Scripture. In the fifth chapter of "Amos," at verses sixteen and seventeen, we read:

Therefore thus says the LORD, the God of hosts, the Lord, "In all the squares there shall be wailing; and in all the streets they shall say, ‘Alas! alas!’

"They shall call the farmers to mourning, and those skilled in lamentation, to wailing; in all the vineyards there shall be wailing, for I will pass through the midst of you," says the LORD.


We pray...

... for peace in the world.

... for an end to police brutality and all state-sanctioned violence against the people of the nations.

... for firefighters and all who risk their lives to rescue those threatened by fire and minimise the damage caused by fire. DETAILS

... for the inhabitants of the town of Pahoa on Hawaii’s Big Island, who have been ordered to evacuate their homes after the eruption of the Kilauea volcano caused lava to flow in residential areas; for all whose lives and property are threatened by the eruption of this volcano. DETAILS

... for the Guyanese fishermen who were massacred by pirates off the coast of Suriname last week. DETAILS

... for those who have died recently and for those who mourn their passing.

... for those who are unwell and for those caring for them.

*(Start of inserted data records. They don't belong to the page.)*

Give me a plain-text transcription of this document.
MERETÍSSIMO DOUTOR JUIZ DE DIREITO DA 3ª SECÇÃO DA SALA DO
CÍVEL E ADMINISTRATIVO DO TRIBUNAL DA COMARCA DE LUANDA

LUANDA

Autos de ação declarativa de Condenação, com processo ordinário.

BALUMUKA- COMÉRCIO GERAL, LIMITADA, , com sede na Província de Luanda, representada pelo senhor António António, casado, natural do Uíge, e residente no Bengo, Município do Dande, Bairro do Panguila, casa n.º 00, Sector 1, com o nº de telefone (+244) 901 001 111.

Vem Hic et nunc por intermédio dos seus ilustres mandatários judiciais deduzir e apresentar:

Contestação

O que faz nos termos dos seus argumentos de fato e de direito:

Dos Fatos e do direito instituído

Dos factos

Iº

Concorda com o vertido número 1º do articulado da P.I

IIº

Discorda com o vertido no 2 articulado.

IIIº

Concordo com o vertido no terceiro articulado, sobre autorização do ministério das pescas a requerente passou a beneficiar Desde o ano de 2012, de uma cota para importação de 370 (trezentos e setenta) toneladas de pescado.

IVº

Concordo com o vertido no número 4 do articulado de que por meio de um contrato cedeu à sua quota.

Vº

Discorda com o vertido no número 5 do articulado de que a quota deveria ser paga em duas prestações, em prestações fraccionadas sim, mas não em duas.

... for those, both close to us and far off, who we hold in our personal prayers.

... for ourselves.


Our Father in heaven, hallowed be your name, your kingdom come, your will be done, on earth as in heaven. Give us today our daily bread. Forgive us our sins as we forgive those who sin against us. Lead us not into temptation but deliver us from evil. For the kingdom, the power, and the glory are yours now and for ever. Amen.

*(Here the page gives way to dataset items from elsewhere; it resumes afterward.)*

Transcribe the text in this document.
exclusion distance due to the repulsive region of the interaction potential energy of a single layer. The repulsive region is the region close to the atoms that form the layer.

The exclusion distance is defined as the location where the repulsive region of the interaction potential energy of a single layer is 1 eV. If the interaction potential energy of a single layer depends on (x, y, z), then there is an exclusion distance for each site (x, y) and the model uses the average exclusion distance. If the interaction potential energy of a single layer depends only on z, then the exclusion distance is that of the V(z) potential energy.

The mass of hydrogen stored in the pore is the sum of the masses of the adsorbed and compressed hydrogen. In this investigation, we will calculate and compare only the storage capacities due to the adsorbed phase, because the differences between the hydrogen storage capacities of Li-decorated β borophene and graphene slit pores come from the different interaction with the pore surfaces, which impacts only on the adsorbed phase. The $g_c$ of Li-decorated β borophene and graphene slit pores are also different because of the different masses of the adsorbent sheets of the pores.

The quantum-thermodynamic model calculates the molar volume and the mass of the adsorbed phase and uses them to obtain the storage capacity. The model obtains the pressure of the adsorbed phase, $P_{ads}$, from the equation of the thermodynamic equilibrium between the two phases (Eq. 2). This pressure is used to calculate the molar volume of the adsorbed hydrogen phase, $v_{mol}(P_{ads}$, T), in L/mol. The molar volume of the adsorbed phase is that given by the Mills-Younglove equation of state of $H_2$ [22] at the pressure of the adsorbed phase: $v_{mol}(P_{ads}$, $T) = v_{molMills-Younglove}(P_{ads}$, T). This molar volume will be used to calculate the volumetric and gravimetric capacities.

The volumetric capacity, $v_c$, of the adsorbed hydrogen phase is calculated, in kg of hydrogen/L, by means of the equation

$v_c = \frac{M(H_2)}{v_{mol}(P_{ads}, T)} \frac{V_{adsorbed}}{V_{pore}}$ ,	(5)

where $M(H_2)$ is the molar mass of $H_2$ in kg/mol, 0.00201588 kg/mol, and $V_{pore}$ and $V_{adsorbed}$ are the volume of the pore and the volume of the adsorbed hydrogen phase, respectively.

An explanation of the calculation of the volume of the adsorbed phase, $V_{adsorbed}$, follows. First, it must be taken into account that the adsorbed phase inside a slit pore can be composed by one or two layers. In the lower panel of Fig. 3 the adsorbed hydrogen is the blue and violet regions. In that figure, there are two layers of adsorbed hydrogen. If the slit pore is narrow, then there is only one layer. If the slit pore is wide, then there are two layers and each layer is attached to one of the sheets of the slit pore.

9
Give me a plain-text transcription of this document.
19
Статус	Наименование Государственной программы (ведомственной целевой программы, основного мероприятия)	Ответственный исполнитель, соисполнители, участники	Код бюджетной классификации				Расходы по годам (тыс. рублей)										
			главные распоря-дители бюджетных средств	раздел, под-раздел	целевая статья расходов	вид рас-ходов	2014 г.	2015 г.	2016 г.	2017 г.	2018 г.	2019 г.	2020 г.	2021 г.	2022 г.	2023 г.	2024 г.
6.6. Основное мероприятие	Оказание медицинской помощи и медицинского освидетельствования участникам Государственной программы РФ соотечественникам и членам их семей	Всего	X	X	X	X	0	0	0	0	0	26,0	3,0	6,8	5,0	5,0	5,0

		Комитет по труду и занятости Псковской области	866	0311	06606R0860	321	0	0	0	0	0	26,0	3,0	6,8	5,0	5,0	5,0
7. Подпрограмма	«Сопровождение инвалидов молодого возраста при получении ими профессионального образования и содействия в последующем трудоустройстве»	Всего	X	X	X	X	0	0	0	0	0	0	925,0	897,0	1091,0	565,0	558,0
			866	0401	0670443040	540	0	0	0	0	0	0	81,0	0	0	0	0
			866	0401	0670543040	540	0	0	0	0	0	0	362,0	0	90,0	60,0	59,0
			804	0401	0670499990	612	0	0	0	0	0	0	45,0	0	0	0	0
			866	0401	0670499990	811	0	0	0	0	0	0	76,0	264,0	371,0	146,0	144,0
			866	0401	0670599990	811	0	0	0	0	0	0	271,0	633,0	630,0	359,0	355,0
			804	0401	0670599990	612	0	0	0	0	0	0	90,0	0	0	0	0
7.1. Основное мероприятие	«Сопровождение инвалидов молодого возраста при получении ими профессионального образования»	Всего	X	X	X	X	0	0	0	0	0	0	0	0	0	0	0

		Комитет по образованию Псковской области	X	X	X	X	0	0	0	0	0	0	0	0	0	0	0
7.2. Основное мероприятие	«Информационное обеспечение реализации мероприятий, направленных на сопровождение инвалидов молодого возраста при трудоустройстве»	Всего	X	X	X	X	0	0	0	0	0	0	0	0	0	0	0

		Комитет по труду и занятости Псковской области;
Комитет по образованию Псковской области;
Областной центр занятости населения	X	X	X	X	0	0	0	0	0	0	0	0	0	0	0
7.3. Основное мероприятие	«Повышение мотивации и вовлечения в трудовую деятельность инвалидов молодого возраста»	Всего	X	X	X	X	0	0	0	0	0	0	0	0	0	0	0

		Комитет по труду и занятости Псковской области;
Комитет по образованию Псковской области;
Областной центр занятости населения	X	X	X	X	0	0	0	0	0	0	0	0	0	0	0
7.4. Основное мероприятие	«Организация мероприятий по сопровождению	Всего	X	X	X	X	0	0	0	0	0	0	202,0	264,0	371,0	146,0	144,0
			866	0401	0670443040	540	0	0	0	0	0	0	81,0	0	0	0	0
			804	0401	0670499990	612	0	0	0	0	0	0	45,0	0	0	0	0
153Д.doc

From "Miracles" by C. S. Lewis:

In the earliest days of Christianity an ‘apostle’ was first and foremost a man who claimed to be an eyewitness of the Resurrection. Only a few days after the Crucifixion when two candidates were nominated for the vacancy created by the treachery of Judas, their qualification was that they had known Jesus personally both before and after his death and could offer first-hand evidence of the Resurrection in addressing the outer world.

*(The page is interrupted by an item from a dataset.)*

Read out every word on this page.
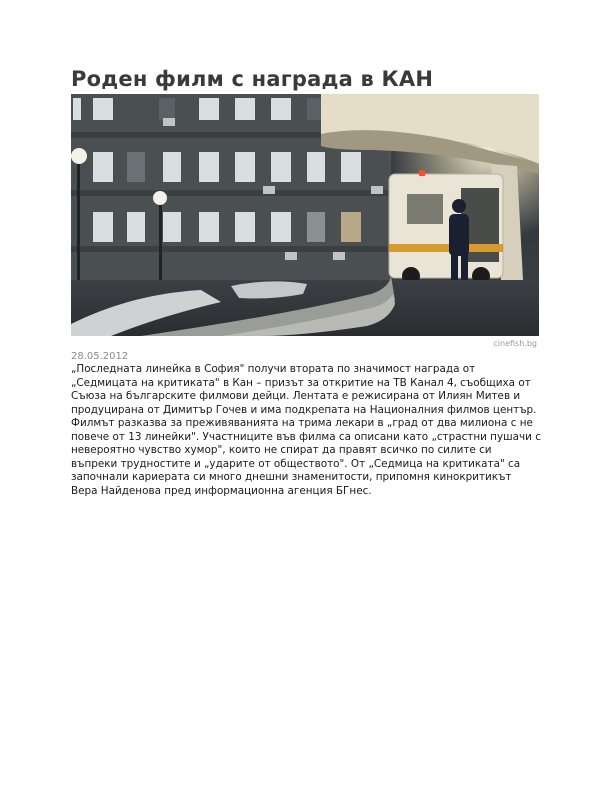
Роден филм с награда в КАН
cinefish.bg
28.05.2012

„Последната линейка в София" получи втората по значимост награда от „Седмицата на критиката" в Кан – призът за откритие на ТВ Канал 4, съобщиха от Съюза на българските филмови дейци. Лентата е режисирана от Илиян Митев и продуцирана от Димитър Гочев и има подкрепата на Националния филмов център. Филмът разказва за преживяванията на трима лекари в „град от два милиона с не повече от 13 линейки". Участниците във филма са описани като „страстни пушачи с невероятно чувство хумор", които не спират да правят всичко по силите си въпреки трудностите и „ударите от обществото". От „Седмица на критиката" са започнали кариерата си много днешни знаменитости, припомня кинокритикът Вера Найденова пред информационна агенция БГнес.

A few days later Saint Peter, preaching the first Christian sermon, makes the same claim: "God raised Jesus, of which we all (we Christians) are witnesses."

In the "First Letter to the Corinthians," Saint Paul bases his claim to apostleship on the same ground: "Am I not an apostle? Have I not seen the Lord Jesus?"

As this qualification suggests, to preach Christianity meant primarily to preach the Resurrection. The Resurrection is the central theme in every Christian sermon reported in the "Acts of the Apostles." The Resurrection, and its consequences, were the "gospel" or good news which the Christians brought: what we call the ‘gospels’, the narratives of our Lord’s life and death, were composed later for the benefit of those who had already accepted the gospel. They were in no sense the basis of Christianity: they were written for those already converted. The miracle of the Resurrection, and the theology of that miracle, comes first: the biography comes later as a comment on it.

The first fact in the history of Christendom is a number of people who say they have seen the Resurrection. If they had died without making anyone else believe this "gospel" no gospels would ever have been written.


Holy God, in the midst of conflict and division you turn our mind to thoughts of peace. Your Spirit changes our hearts; enemies begin to speak to one another, and those who have been at odds seek the way of peace together. In all our times of need, help us to find solutions to the problems that beset us; through Jesus Christ, our saviour and lord. Amen.

May the Lord bless us, protect us from all evil and bring us to everlasting life. Amen.